Solution:	Check the logs on the remote site and identify why the receiving `syslog-ng` could not find the CA certificate that signed this certificate.

PEM routines:PEM_read_bio:no start line

Error message: testuser@thor-x1:~/cert_no_start_line/certs$ openssl x509 -in cert.pem -text unable to load certificate 140178126276248:error:0906D06C:PEM routines:PEM_read_bio:no start line:pem_lib.c:701:Expecting: TRUSTED CERTIFICATE

Description:

The error message is displayed when using Transport Layer Security (TLS). The syslog-ng application uses OpenSSL for TLS and this message indicates that the certificate contains characters that OpenSSL cannot process.

The error occurs when the certificate comes from Windows and you want to use it on a Linux-based computer. On Windows, the end of line (EOL) character is different (\r\n) compared to Linux (\n).

To verify this, open the certificate in a text editor, for example, MCEdit. Notice the ^M characters as shown in the image below:

Solution:

On Windows, save the certificate using UTF-8, for example, using Notepad++.

Windows Notepad is not able to save the file in normal UTF-8, even if you select it.
1. In Notepad++, from the menu, selectEncoding.
2. Change the value fromUTF-8-BOMtoUTF-8.
3. Save.
On Linux, run dos2unix cert.pem. This will convert the file to a Linux-compatible style.

Alternatively, replace the EOL characters in the file manually.
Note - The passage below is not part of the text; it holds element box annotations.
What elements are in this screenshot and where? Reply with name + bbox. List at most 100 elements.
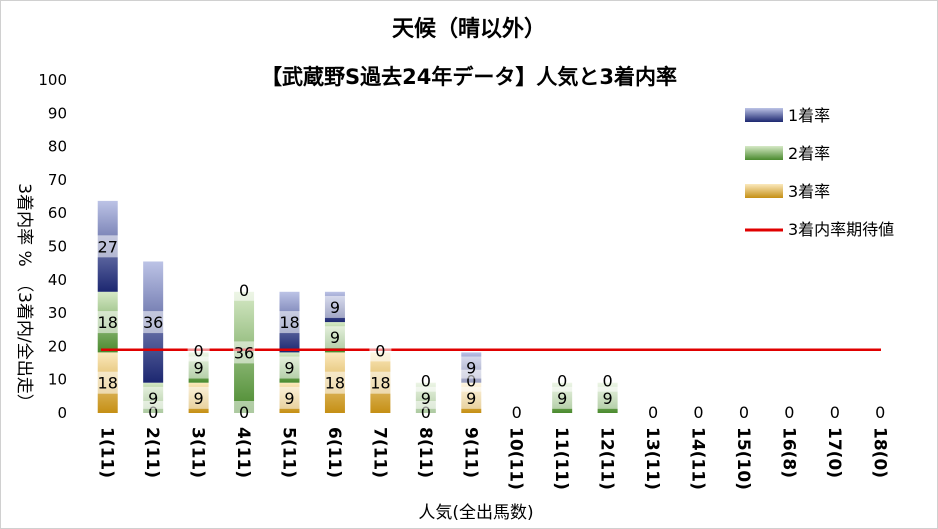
- data-label-bg: [233, 341, 256, 364]
- data-label-bg: [823, 401, 846, 423]
- data-label-bg: [596, 386, 619, 409]
- y-axis-label: 3着内率 % （3着内/全出走）: [14, 183, 34, 410]
- x-tick-label: 6(11): [324, 427, 344, 478]
- plot-area: [97, 200, 618, 413]
- data-label: 9: [421, 389, 431, 408]
- x-tick-label: 12(11): [597, 427, 617, 490]
- y-tick-label: 20: [48, 337, 67, 355]
- data-label: 0: [603, 372, 613, 391]
- data-label-bg: [187, 356, 210, 379]
- data-label: 18: [279, 313, 299, 332]
- data-label: 0: [421, 372, 431, 391]
- data-label: 18: [325, 374, 345, 393]
- legend-swatch: [745, 184, 783, 198]
- data-label: 0: [648, 403, 658, 422]
- data-label-bg: [142, 311, 165, 334]
- y-tick-label: 40: [48, 271, 67, 289]
- data-label-bg: [687, 401, 710, 423]
- x-tick-label: 8(11): [415, 427, 435, 478]
- data-label-bg: [460, 386, 483, 409]
- data-label: 0: [557, 372, 567, 391]
- data-label: 9: [284, 359, 294, 378]
- data-label-bg: [233, 401, 256, 423]
- legend: 1着率 2着率 3着率 3着内率期待値: [745, 106, 894, 239]
- y-tick-label: 10: [48, 371, 67, 389]
- data-label-bg: [369, 339, 392, 362]
- x-tick-label: 10(11): [506, 427, 526, 490]
- data-label: 0: [693, 403, 703, 422]
- data-label-bg: [96, 311, 119, 334]
- data-label: 0: [148, 403, 158, 422]
- data-label-bg: [414, 386, 437, 409]
- y-tick-label: 0: [57, 404, 67, 422]
- x-tick-label: 3(11): [188, 427, 208, 478]
- x-tick-label: 5(11): [279, 427, 299, 478]
- legend-swatch: [745, 146, 783, 160]
- data-label: 27: [98, 237, 118, 256]
- data-label: 0: [466, 372, 476, 391]
- data-label-bg: [505, 401, 528, 423]
- data-label-bg: [278, 386, 301, 409]
- data-label: 36: [234, 343, 254, 362]
- data-label-bg: [278, 311, 301, 334]
- y-tick-label: 60: [48, 204, 67, 222]
- y-tick-label: 90: [48, 104, 67, 122]
- data-label: 0: [784, 403, 794, 422]
- data-label-bg: [187, 339, 210, 362]
- data-label-bg: [323, 371, 346, 394]
- x-tick-label: 1(11): [97, 427, 117, 478]
- x-tick-label: 4(11): [233, 427, 253, 478]
- legend-label: 2着率: [788, 144, 830, 163]
- data-label: 9: [284, 389, 294, 408]
- data-label: 18: [98, 374, 118, 393]
- data-label-bg: [551, 369, 574, 392]
- data-label: 9: [557, 389, 567, 408]
- legend-label: 1着率: [788, 106, 830, 125]
- data-label-bg: [596, 369, 619, 392]
- data-label: 0: [421, 403, 431, 422]
- x-tick-label: 2(11): [142, 427, 162, 478]
- data-label-bg: [142, 386, 165, 409]
- data-label-bg: [233, 278, 256, 301]
- data-label-bg: [778, 401, 801, 423]
- data-label: 9: [603, 389, 613, 408]
- data-label: 0: [739, 403, 749, 422]
- chart-title: 天候（晴以外）: [392, 16, 546, 42]
- data-label: 9: [466, 389, 476, 408]
- data-label: 0: [375, 341, 385, 360]
- data-label-bg: [460, 356, 483, 379]
- legend-label: 3着率: [788, 182, 830, 201]
- y-tick-label: 80: [48, 138, 67, 156]
- data-label: 9: [194, 359, 204, 378]
- data-label: 0: [830, 403, 840, 422]
- x-tick-label: 11(11): [551, 427, 571, 490]
- x-tick-label: 17(0): [824, 427, 844, 478]
- data-labels: 1818270936990036099181899180090909090900…: [96, 235, 892, 423]
- x-axis-label: 人気(全出馬数): [418, 503, 533, 523]
- x-tick-label: 14(11): [688, 427, 708, 490]
- data-label-bg: [187, 386, 210, 409]
- data-label: 0: [875, 403, 885, 422]
- data-label: 18: [98, 313, 118, 332]
- data-label: 9: [148, 389, 158, 408]
- y-tick-label: 50: [48, 238, 67, 256]
- legend-swatch: [745, 108, 783, 122]
- data-label: 0: [194, 341, 204, 360]
- y-tick-label: 100: [38, 71, 67, 89]
- data-label: 9: [330, 328, 340, 347]
- data-label-bg: [551, 386, 574, 409]
- y-axis-ticks: 0 10 20 30 40 50 60 70 80 90 100: [38, 71, 67, 422]
- x-tick-label: 7(11): [369, 427, 389, 478]
- data-label-bg: [96, 235, 119, 258]
- data-label: 0: [512, 403, 522, 422]
- y-tick-label: 30: [48, 304, 67, 322]
- data-label-bg: [278, 356, 301, 379]
- x-tick-label: 16(8): [778, 427, 798, 478]
- y-tick-label: 70: [48, 171, 67, 189]
- data-label-bg: [369, 371, 392, 394]
- x-axis-ticks: 1(11) 2(11) 3(11) 4(11) 5(11) 6(11) 7(11) 8(11)…: [97, 427, 890, 490]
- data-label: 9: [466, 359, 476, 378]
- data-label: 18: [370, 374, 390, 393]
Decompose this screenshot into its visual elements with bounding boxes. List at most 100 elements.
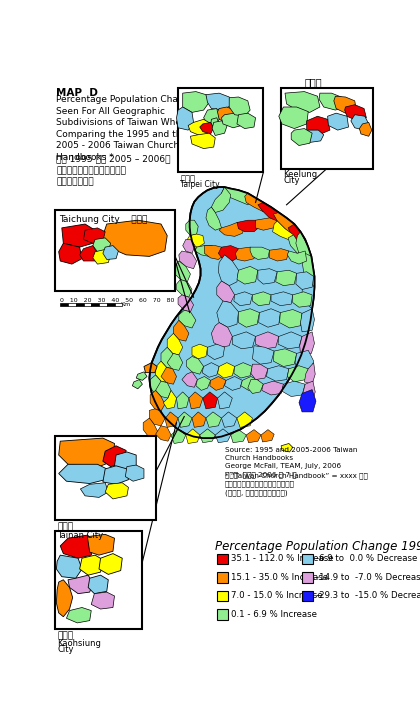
Bar (84, 303, 91, 305)
Text: 0.1 - 6.9 % Increase: 0.1 - 6.9 % Increase (231, 610, 317, 619)
Polygon shape (186, 220, 198, 236)
Polygon shape (115, 452, 136, 471)
Polygon shape (239, 309, 260, 328)
Polygon shape (171, 429, 186, 444)
Polygon shape (182, 372, 197, 387)
Polygon shape (304, 130, 324, 142)
Polygon shape (225, 377, 242, 390)
Polygon shape (200, 122, 214, 134)
Polygon shape (279, 107, 308, 129)
Polygon shape (155, 381, 171, 398)
Polygon shape (192, 344, 207, 359)
Polygon shape (207, 344, 225, 360)
Polygon shape (80, 483, 108, 498)
Polygon shape (161, 347, 176, 369)
Polygon shape (237, 266, 258, 284)
Polygon shape (161, 367, 176, 384)
Polygon shape (287, 251, 307, 264)
Polygon shape (60, 535, 95, 558)
Polygon shape (219, 223, 245, 236)
Polygon shape (287, 366, 308, 382)
Text: -6.9 to  0.0 % Decrease: -6.9 to 0.0 % Decrease (316, 555, 417, 563)
Polygon shape (105, 483, 129, 499)
Polygon shape (205, 246, 225, 259)
Polygon shape (62, 224, 95, 247)
Polygon shape (150, 409, 165, 426)
Polygon shape (103, 446, 126, 466)
Polygon shape (241, 377, 259, 390)
Polygon shape (99, 554, 122, 575)
Polygon shape (204, 108, 219, 125)
Polygon shape (237, 220, 260, 231)
Polygon shape (345, 105, 366, 121)
Polygon shape (255, 332, 279, 349)
Polygon shape (80, 555, 103, 575)
Polygon shape (221, 187, 255, 205)
Bar (217, 590, 228, 602)
Polygon shape (66, 607, 91, 623)
Polygon shape (56, 580, 73, 617)
Text: City: City (57, 645, 74, 654)
Bar (217, 609, 228, 620)
Polygon shape (176, 392, 189, 409)
Polygon shape (103, 246, 118, 259)
Polygon shape (291, 129, 312, 145)
Polygon shape (258, 268, 277, 284)
Polygon shape (80, 246, 97, 261)
Polygon shape (176, 280, 192, 297)
Bar (60, 303, 68, 305)
Polygon shape (296, 231, 313, 266)
Bar (55, 530, 142, 629)
Polygon shape (288, 224, 308, 247)
Polygon shape (273, 221, 294, 239)
Text: 0   10   20   30   40   50   60   70   80: 0 10 20 30 40 50 60 70 80 (60, 298, 175, 303)
Text: Taichung City    台中市: Taichung City 台中市 (59, 215, 147, 224)
Polygon shape (258, 202, 286, 223)
Bar (76, 303, 84, 305)
Polygon shape (165, 412, 178, 427)
Polygon shape (173, 320, 189, 341)
Polygon shape (234, 362, 252, 378)
Polygon shape (218, 246, 240, 261)
Text: * “Taiwan Church Handbook” = xxxx 年台
灣地區基督教會宗派宗教機構一覽表
(台中市, 基督教資料中心發行): * “Taiwan Church Handbook” = xxxx 年台 灣地區… (225, 472, 368, 496)
Polygon shape (91, 592, 115, 609)
Bar (55, 436, 155, 520)
Polygon shape (59, 244, 82, 264)
Polygon shape (270, 248, 289, 261)
Polygon shape (200, 429, 215, 443)
Polygon shape (179, 251, 197, 268)
Polygon shape (211, 187, 231, 212)
Polygon shape (217, 301, 239, 328)
Polygon shape (87, 534, 115, 555)
Polygon shape (246, 429, 261, 443)
Bar (281, 88, 373, 169)
Polygon shape (232, 332, 255, 349)
Bar (217, 572, 228, 583)
Polygon shape (84, 228, 105, 244)
Polygon shape (56, 555, 82, 578)
Polygon shape (295, 350, 314, 373)
Polygon shape (221, 412, 237, 427)
Polygon shape (261, 429, 274, 442)
Polygon shape (276, 271, 297, 286)
Polygon shape (212, 121, 228, 135)
Polygon shape (196, 377, 210, 390)
Polygon shape (255, 218, 277, 230)
Polygon shape (189, 392, 203, 409)
Polygon shape (210, 117, 219, 129)
Polygon shape (206, 207, 221, 230)
Polygon shape (183, 239, 195, 253)
Polygon shape (288, 235, 305, 253)
Polygon shape (266, 366, 289, 381)
Polygon shape (334, 96, 356, 113)
Polygon shape (143, 418, 158, 438)
Text: 35.1 - 112.0 % Increase: 35.1 - 112.0 % Increase (231, 555, 333, 563)
Polygon shape (300, 332, 315, 355)
Polygon shape (155, 361, 170, 382)
Polygon shape (293, 292, 312, 307)
Bar (217, 554, 228, 565)
Text: 15.1 - 35.0 % Increase: 15.1 - 35.0 % Increase (231, 573, 328, 582)
Polygon shape (192, 412, 206, 427)
Polygon shape (195, 246, 215, 256)
Polygon shape (304, 362, 315, 384)
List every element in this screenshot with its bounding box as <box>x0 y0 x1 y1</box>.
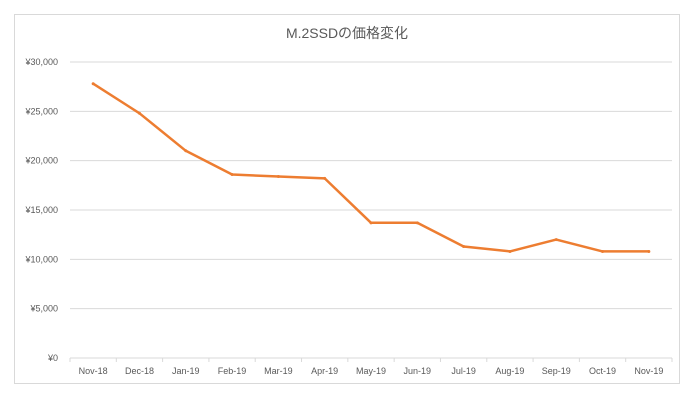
y-tick-label: ¥30,000 <box>24 57 58 67</box>
data-point <box>601 249 605 253</box>
x-tick-label: Nov-18 <box>79 366 108 376</box>
x-tick-label: Jul-19 <box>451 366 476 376</box>
x-tick-label: Mar-19 <box>264 366 293 376</box>
chart-title: M.2SSDの価格変化 <box>285 25 409 41</box>
data-point <box>91 82 95 86</box>
x-tick-label: Oct-19 <box>589 366 616 376</box>
data-point <box>647 249 651 253</box>
x-tick-label: Jun-19 <box>404 366 432 376</box>
data-point <box>508 249 512 253</box>
x-tick-label: Dec-18 <box>125 366 154 376</box>
series-line <box>91 82 651 253</box>
data-point <box>323 176 327 180</box>
y-tick-label: ¥25,000 <box>24 106 58 116</box>
x-tick-label: May-19 <box>356 366 386 376</box>
x-tick-label: Jan-19 <box>172 366 200 376</box>
data-point <box>230 172 234 176</box>
data-point <box>369 221 373 225</box>
y-tick-label: ¥10,000 <box>24 254 58 264</box>
x-tick-label: Aug-19 <box>495 366 524 376</box>
y-tick-label: ¥15,000 <box>24 205 58 215</box>
data-point <box>462 245 466 249</box>
data-point <box>184 149 188 153</box>
data-point <box>137 111 141 115</box>
x-tick-label: Nov-19 <box>634 366 663 376</box>
data-point <box>415 221 419 225</box>
y-tick-label: ¥5,000 <box>29 304 58 314</box>
y-tick-label: ¥0 <box>47 353 58 363</box>
x-tick-label: Apr-19 <box>311 366 338 376</box>
x-tick-label: Feb-19 <box>218 366 247 376</box>
x-tick-label: Sep-19 <box>542 366 571 376</box>
data-point <box>554 238 558 242</box>
data-point <box>276 174 280 178</box>
y-tick-label: ¥20,000 <box>24 156 58 166</box>
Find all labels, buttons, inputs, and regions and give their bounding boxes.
9 - SELinux prevents using the execmem access on a process

If you are using a recent enough PCRE library, AxoSyslog will automatically use the JIT of the regexp engine, which will result in a similar error:

   setroubleshoot [21631 ] : SELinux is preventing <syslog-ng path> from using the execmem access on a process. (...)
    
    python [21631 ] : SELinux is preventing <syslog-ng path> from using the execmem access on a process.

To resolve this issue, switch off the PCRE JIT compile function by using the disable-jit flags() option in the given filter or rewrite rule of your configuration.